Lo sencillo es culpar a los jóvenes. La curva de contagios reverdece, los tramos más afectados son los de quienes apenas han rebasado la mayoría de edad y son ellos quienes asistieron a eventos temerarios sin protocolos preventivos en sus viajes de fin de curso a Mallorca. Que es como decir que todos los hipermétropes, las pelirrojas con pecas, los gaditanos y las licenciadas en Física han dejado de usar la mascarilla en exteriores. Es sorprendente lo mucho que nos olvidamos de nuestra adolescencia. Como si ninguno de nosotros hubiera, siquiera, cruzado una calle sin mirar a los 17 años. Por supuesto que se saltan las reglas, está en su momento de evolución cerebral. Pero también los hay sensatos, miedosos, belicosos, intrépidos, estudiosos, mentirosos, guitarristas y pescadores de barbo con mosca, como en la categoría de adultos. A ellos les correspondía tantear los límites, dejar a los padres aparcados en casa y vivir con la alegría de una palmera pirotécnica de color amarillo. Pero también entender que la situación actual no es normal y traer bien aprendida la lección del sentido común. Unos cuantos ejercerían de líderes. Otros muchos los seguirían. Y nadie les frenó a la hora de beber como cosacos en un concierto de rap sin más separación que la del sudor. Pero nadie pudo frenar tampoco a un hombre que se vacunó al mismo tiempo que yo, es decir, en torno a la cincuentena, y que hablaba sin mascarilla por el móvil en un centro público repleto de personal sanitario. Y de cientos de personas con mascarilla.

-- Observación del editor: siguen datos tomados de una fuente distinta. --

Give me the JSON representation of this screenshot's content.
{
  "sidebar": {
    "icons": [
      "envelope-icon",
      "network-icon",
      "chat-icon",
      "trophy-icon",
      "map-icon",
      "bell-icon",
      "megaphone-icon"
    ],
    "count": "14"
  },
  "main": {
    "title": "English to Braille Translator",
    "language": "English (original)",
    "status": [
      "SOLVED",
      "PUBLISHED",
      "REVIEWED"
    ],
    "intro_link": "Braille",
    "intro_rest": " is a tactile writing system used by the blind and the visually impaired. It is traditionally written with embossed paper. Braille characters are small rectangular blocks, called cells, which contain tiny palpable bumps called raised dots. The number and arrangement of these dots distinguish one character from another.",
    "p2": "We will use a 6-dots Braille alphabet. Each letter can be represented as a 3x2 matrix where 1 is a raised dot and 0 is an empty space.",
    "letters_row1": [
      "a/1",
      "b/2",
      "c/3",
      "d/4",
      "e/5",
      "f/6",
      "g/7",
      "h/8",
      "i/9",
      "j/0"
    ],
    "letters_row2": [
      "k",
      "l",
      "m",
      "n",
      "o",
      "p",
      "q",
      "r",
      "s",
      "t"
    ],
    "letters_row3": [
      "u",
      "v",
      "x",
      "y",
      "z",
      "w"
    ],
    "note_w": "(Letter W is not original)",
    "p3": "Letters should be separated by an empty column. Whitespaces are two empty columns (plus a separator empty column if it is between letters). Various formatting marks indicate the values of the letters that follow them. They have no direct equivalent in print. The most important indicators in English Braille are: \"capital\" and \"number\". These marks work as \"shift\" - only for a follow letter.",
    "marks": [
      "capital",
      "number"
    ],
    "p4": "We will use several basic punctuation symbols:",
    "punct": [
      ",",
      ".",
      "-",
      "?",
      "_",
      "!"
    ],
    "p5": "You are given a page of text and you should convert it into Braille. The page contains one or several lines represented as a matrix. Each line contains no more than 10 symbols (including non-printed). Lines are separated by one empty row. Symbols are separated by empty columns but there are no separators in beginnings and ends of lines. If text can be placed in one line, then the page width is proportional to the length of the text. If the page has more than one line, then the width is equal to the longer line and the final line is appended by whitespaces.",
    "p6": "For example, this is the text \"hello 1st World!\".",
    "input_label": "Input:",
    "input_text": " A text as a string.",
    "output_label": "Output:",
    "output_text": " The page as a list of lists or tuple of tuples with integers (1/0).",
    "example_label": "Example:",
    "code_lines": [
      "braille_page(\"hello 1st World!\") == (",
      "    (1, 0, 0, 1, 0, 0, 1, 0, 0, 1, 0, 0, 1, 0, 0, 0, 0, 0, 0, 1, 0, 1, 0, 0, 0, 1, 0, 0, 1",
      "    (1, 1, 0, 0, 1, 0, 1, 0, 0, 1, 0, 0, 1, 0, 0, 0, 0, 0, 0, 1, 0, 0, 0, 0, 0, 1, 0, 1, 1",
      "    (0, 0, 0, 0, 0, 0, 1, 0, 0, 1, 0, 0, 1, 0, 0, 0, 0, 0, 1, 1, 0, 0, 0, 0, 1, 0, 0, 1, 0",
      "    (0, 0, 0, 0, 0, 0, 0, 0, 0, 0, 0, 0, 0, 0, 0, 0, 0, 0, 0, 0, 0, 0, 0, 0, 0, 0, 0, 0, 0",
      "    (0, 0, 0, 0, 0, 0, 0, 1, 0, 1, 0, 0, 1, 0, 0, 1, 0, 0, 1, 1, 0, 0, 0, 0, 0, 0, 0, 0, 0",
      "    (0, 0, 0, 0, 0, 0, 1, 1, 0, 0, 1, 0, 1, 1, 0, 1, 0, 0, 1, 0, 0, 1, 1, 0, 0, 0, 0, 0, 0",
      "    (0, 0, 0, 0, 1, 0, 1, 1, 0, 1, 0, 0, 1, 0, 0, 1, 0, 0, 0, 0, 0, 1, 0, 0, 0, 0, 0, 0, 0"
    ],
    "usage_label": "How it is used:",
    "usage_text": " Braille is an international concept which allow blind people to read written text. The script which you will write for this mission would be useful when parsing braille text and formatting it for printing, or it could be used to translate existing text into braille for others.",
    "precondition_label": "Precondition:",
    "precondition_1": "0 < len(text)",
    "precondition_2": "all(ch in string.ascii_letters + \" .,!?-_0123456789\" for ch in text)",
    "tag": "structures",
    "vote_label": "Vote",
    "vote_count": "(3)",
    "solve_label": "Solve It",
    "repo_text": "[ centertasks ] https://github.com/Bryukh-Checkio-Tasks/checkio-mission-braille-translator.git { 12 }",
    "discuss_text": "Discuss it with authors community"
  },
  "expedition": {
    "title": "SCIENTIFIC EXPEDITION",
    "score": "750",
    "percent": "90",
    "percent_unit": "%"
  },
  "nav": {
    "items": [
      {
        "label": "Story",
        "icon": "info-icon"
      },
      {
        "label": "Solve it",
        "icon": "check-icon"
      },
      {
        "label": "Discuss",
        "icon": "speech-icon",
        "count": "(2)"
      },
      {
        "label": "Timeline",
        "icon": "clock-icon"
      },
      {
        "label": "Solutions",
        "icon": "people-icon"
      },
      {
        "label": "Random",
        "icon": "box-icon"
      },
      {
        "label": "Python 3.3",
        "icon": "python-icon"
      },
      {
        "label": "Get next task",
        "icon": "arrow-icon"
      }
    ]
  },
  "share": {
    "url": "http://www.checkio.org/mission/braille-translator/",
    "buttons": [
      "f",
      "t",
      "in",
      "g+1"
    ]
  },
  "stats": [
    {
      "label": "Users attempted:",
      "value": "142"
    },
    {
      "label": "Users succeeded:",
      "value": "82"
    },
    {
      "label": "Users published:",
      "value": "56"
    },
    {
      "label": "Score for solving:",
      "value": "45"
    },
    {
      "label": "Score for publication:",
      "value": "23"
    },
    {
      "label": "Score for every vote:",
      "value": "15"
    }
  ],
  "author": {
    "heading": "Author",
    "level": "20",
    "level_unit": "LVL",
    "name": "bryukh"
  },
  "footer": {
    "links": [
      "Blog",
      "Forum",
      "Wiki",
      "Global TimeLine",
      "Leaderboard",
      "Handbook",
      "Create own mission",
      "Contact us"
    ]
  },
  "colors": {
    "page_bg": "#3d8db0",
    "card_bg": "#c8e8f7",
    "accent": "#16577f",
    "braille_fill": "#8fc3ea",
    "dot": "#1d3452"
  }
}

El problema está en que no saben comportarse como masa y se sienten invencibles. El problema está en que no hemos sabido prepararlos para la frustración y tampoco sabemos comportarnos como masa. Y en que tanto ellos como nosotros creemos que la libertad es un derecho individual y no un consenso colectivo. Tan irresponsable es para los jóvenes pensar que su edad es una barrera infranqueable contra el virus como para sus padres defender que sus hijos iban a Mallorca a visitar ses Coves del Drach, a merendar en una hamburguesería y a ver una película en la tablet antes de acostarse. Tan irresponsable como que los medios no hayamos sabido explicar la situación convenientemente, como que las instituciones no hayan tomado las medidas preventivas adecuadas ante este aluvión de viajes de fin de curso, como que algunos partidos políticos no hayan hecho otra cosa más que quejarse de una cosa y la contraria y como que todos confiemos en la sensatez de los demás mientras apelamos a nuestro libre albedrío. Acabar con esto es tarea de todos. El virus “está ahí fuera. No se puede razonar con él. Es un exterminador. No siente lástima ni remordimiento ni miedo y no se detendrá ante nada, jamás”. Vaya, también se me ha colado Schwarzenegger.